Мария подумала, что очень счастлива оказаться вне дома и скоро полноправно сможет назваться хозяйкой и уж экономку подберет справедливую и добрую, впрочем, у нее есть прекрасная свекровь, которая поможет в выборе правильной женщины. Джордж не будет таким деспотом, как ее собственный отец, потому что происходит из благородного и достопочтенного рода, его мягкая натура и пылкую сердце, разве сможет оно причинить боль своей любимой?

Когда, наконец, приветствия родственников завершились, когда два брата – Стивен и Фрай – пожали друг другу руки и расселись по местам, довольный виконт, что прежде спокойно наблюдал за встречей огромного семейства, скромно заметил:

– Я рад собрать вас всех вместе, дамы и господа. Поистине, у нас сегодня праздничный обед – праздник в честь помолвки двух голубков, а завтра два моих сына упорхнут из семейного гнезда, а ради улыбки мисс Уэнсли я готов буду перевернуть любые горы.
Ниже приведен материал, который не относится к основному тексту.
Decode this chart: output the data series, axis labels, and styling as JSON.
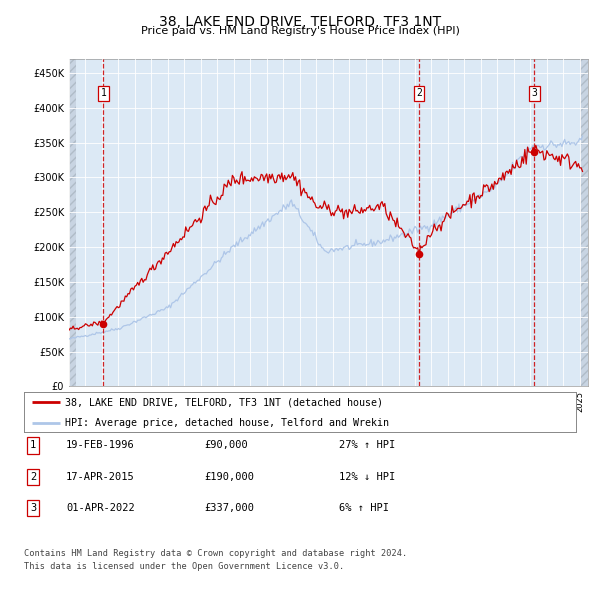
{
  "title": "38, LAKE END DRIVE, TELFORD, TF3 1NT",
  "subtitle": "Price paid vs. HM Land Registry's House Price Index (HPI)",
  "sale_dates": [
    "1996-02-19",
    "2015-04-17",
    "2022-04-01"
  ],
  "sale_prices": [
    90000,
    190000,
    337000
  ],
  "sale_labels": [
    "1",
    "2",
    "3"
  ],
  "legend_line1": "38, LAKE END DRIVE, TELFORD, TF3 1NT (detached house)",
  "legend_line2": "HPI: Average price, detached house, Telford and Wrekin",
  "table_rows": [
    [
      "1",
      "19-FEB-1996",
      "£90,000",
      "27% ↑ HPI"
    ],
    [
      "2",
      "17-APR-2015",
      "£190,000",
      "12% ↓ HPI"
    ],
    [
      "3",
      "01-APR-2022",
      "£337,000",
      "6% ↑ HPI"
    ]
  ],
  "footnote1": "Contains HM Land Registry data © Crown copyright and database right 2024.",
  "footnote2": "This data is licensed under the Open Government Licence v3.0.",
  "hpi_color": "#aec6e8",
  "price_color": "#cc0000",
  "marker_color": "#cc0000",
  "dashed_line_color": "#cc0000",
  "plot_bg_color": "#dce9f5",
  "ylim": [
    0,
    470000
  ],
  "yticks": [
    0,
    50000,
    100000,
    150000,
    200000,
    250000,
    300000,
    350000,
    400000,
    450000
  ],
  "ytick_labels": [
    "£0",
    "£50K",
    "£100K",
    "£150K",
    "£200K",
    "£250K",
    "£300K",
    "£350K",
    "£400K",
    "£450K"
  ],
  "xlim_start": 1994.0,
  "xlim_end": 2025.5
}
Тем временем, дворецкий доложил о прибытии семейства Уорвиков, которые тоже были приглашены на торжество. Мария имела несколько минут отсрочки, когда смогла покраснеть и замяться, она не была столь избалована, и любое проявление чувств к ней вызывало смущение и безграничную благодарность. Но Джордж Батлер, сидевший рядышком легко коснулся ее руки и подарил будущей жене  искреннюю улыбку, тем самым подтвердив слова отца.

– Вижу, ты постарался на славу, Фортрайд, – опустив все титулы и обращения, довольно произнес Эдвард, наблюдая за счастливой племянницей.